Par Hervé Nedelec
On prête au président de la République une phrase à propos de la récente dissolution : « je leur ai jeté dans les jambes une grenade dégoupillée ! » Aux historiens de distinguer dans cette rumeur le bon grain de l’ivraie. Toujours est-il qu’Emmanuel Macron a fait montre de ses talents d’ingénieur pyrotechnique, en s’offrant un feu d’artifice avant l’heure.
A défaut de pouvoir défendre sa Bastille, il a fait sauter le Palais Bourbon. Là encore, c’est l’Histoire qui jugera. Le locataire de l’Elysée humilié par le résultat des Européennes, plaçant sa formation à une deuxième place qui ne lui convenait pas – lui qui avait imposé à Bruxelles et à Strasbourg son leadership – a souhaité faire des Français les arbitres du match des législatives. Deuxième échec puisqu’après un premier tour qui confirmait l’hégémonie de l’extrême droite, les citoyens ont décidé… de ne rien décider, en scindant l’hémicycle en trois blocs quasi égaux. Ils renvoyaient Bardella à ses chères études écourtées, Mélenchon le perturbateur endoctriné à ses Bolivarderies, et la Macronie à ses origines embryonnaires. Tout ça pour ça !
« En politique, le choix est rarement entre le bien et le mal, affirmait Nicolas Machiavel, mais entre le pire et le moindre mal ». Pour avoir tenté cette dernière alternative, le premier des Français a pris le risque d’être le dernier à pouvoir dire son mot, même si la Constitution de la Ve République garantit au monarque républicain un certain nombre de prérogatives.
La farce démocratique à laquelle nous assistons pour, dans deux des camps au moins (l’ancienne majorité et le nouveau front populaire), se saisir des clés de l’hôtel Matignon et verrouiller tout ce qui peut l’être à l’Assemblée, ne laisse pas augurer une mer d’huile à ceux qui s’embarquent pour les trois dernières années du quinquennat Macron. Si tant est qu’il arrive à son terme.
La fièvre a gagné tous les partis et cette fin de semaine laisse entrevoir à quoi ressemblera la rentrée de l’automne
La fièvre a gagné tous les partis et cette fin de semaine laisse entrevoir à quoi ressemblera la rentrée de l’automne. Des partis sur les dents, des syndicats prêts à mordre et un président en rage pour avoir à gérer une situation qu’il exècre : être contesté sur ses choix. Certes ce qu’il reste de macronie a trouvé un gentleman agrément en permettant à Gabriel Attal, Premier ministre démissionnaire, d’accéder à la présidence de son groupe et de montrer à son « grand frère », Emmanuel Macron, que les trentenaires peuvent eux aussi scruter avec gourmandise la ligne d’horizon, 2027.
On a compris aussi que le Rassemblement National, après son relatif échec, allait s’enfermer à double tour dans son bunker pour régler quelques comptes et rappeler à son président, Jordan Bardella, qu’il est utile d’avoir les rangers et les guêtres impeccables avant d’annoncer que les troupes sont fin prêtes pour un défilé triomphant. On constate enfin que la gauche est loin d’avoir fini de traverser sa zone de turbulence.

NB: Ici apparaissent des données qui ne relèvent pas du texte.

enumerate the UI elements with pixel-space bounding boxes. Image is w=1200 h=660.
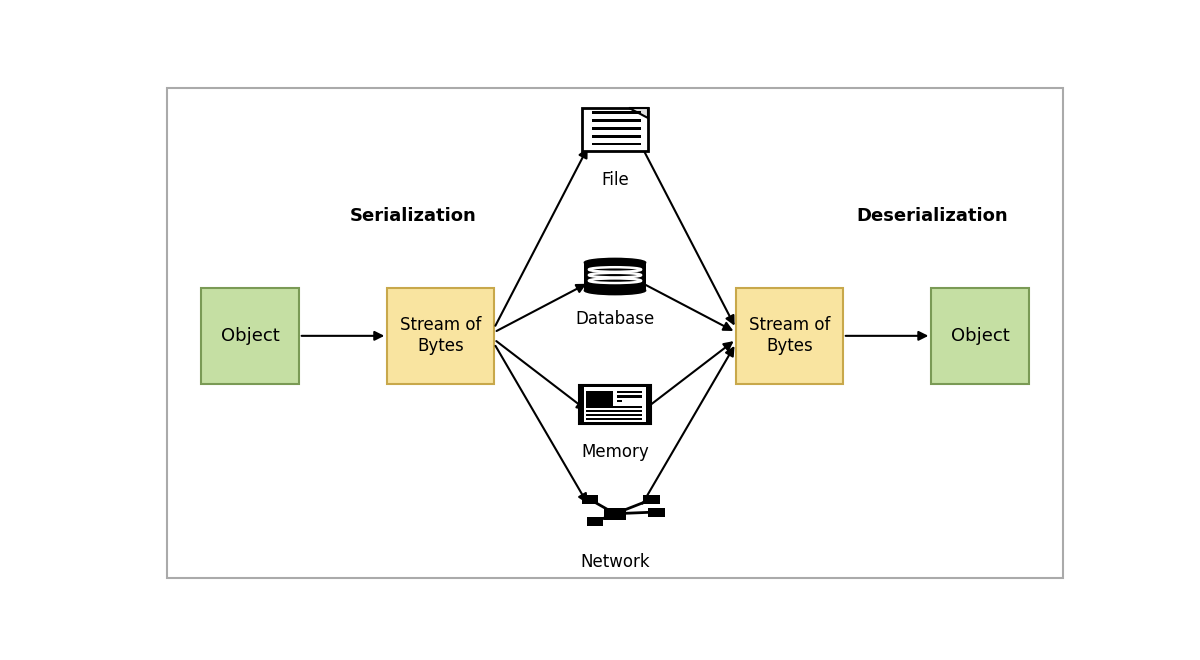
FancyBboxPatch shape: [592, 112, 641, 114]
FancyBboxPatch shape: [592, 127, 641, 130]
Text: Object: Object: [221, 327, 280, 345]
FancyBboxPatch shape: [592, 135, 641, 137]
Text: Stream of
Bytes: Stream of Bytes: [749, 316, 830, 355]
Ellipse shape: [584, 258, 646, 267]
FancyBboxPatch shape: [584, 263, 646, 290]
FancyBboxPatch shape: [586, 410, 642, 412]
Text: Stream of
Bytes: Stream of Bytes: [400, 316, 481, 355]
Ellipse shape: [584, 286, 646, 294]
FancyBboxPatch shape: [586, 418, 642, 420]
FancyBboxPatch shape: [586, 406, 642, 409]
FancyBboxPatch shape: [583, 387, 647, 422]
FancyBboxPatch shape: [582, 108, 648, 151]
Text: File: File: [601, 171, 629, 189]
FancyBboxPatch shape: [605, 508, 625, 519]
Text: Database: Database: [575, 310, 655, 329]
FancyBboxPatch shape: [388, 288, 494, 384]
FancyBboxPatch shape: [202, 288, 299, 384]
FancyBboxPatch shape: [592, 143, 641, 145]
FancyBboxPatch shape: [586, 414, 642, 416]
FancyBboxPatch shape: [643, 495, 660, 504]
FancyBboxPatch shape: [618, 391, 642, 393]
FancyBboxPatch shape: [586, 391, 612, 407]
FancyBboxPatch shape: [736, 288, 842, 384]
FancyBboxPatch shape: [582, 495, 598, 504]
FancyBboxPatch shape: [578, 385, 652, 424]
FancyBboxPatch shape: [931, 288, 1028, 384]
Text: Memory: Memory: [581, 443, 649, 461]
Polygon shape: [629, 108, 648, 118]
FancyBboxPatch shape: [648, 508, 665, 517]
Text: Object: Object: [950, 327, 1009, 345]
Text: Serialization: Serialization: [350, 207, 476, 226]
FancyBboxPatch shape: [618, 400, 623, 403]
Text: Network: Network: [580, 553, 650, 571]
FancyBboxPatch shape: [592, 119, 641, 122]
FancyBboxPatch shape: [587, 517, 604, 526]
FancyBboxPatch shape: [618, 395, 642, 398]
Text: Deserialization: Deserialization: [857, 207, 1008, 226]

Mélenchon et les communistes, miraculeusement réconciliés, s’accordent depuis vendredi sur un nom, Hugette Bello présidente de la région « Réunion », un nom hautement symbolique. Les Verts et le PS freinent des quatre fers soupçonnant cette « grande républicaine » – le compliment est de Gabriel Attal – d’être un cheval de Troie des Insoumis.
Personne n’est dupe, derrière cette passe d’armes ce sont bien d’autres fauteuils et maroquins qui sont en jeu : les questures, la présidence de l’Assemblée Nationale, les ministères régaliens. Et là point d’artifices, on tire à balles réelles. Il se dit que le maire de Marseille, Benoît Payan, a joué un rôle éminent dans la constitution du Nouveau Front Populaire. Pour avoir abrité Jean-Luc Mélenchon dans sa ville, il sait combien l’homme qui rendait souvent hommage à Jean-Claude Gaudin ancien collègue au Sénat, est retors.
Et puis, c’est dans la cité phocéenne que Rouget de Lisle a testé en 1792, les paroles de la Marseillaise et que les fédérés ont entamé leur marche sur Paris pour prendre d’assaut les Tuileries. Enfin, Gaston Defferre ministre de l’Intérieur s’était vu confier par son ami François Mitterrand les grands ciseaux pour rectifier à son avantage la carte électorale. Et faire passer la loi PLM (Paris Lyon Marseille) qui permit à l’élu Marseillais de gagner aux municipales de 1983, en étant minoritaire en suffrages exprimés. Un tel savoir-faire ne se refuse pas et puis bon sang ne saurait mentir.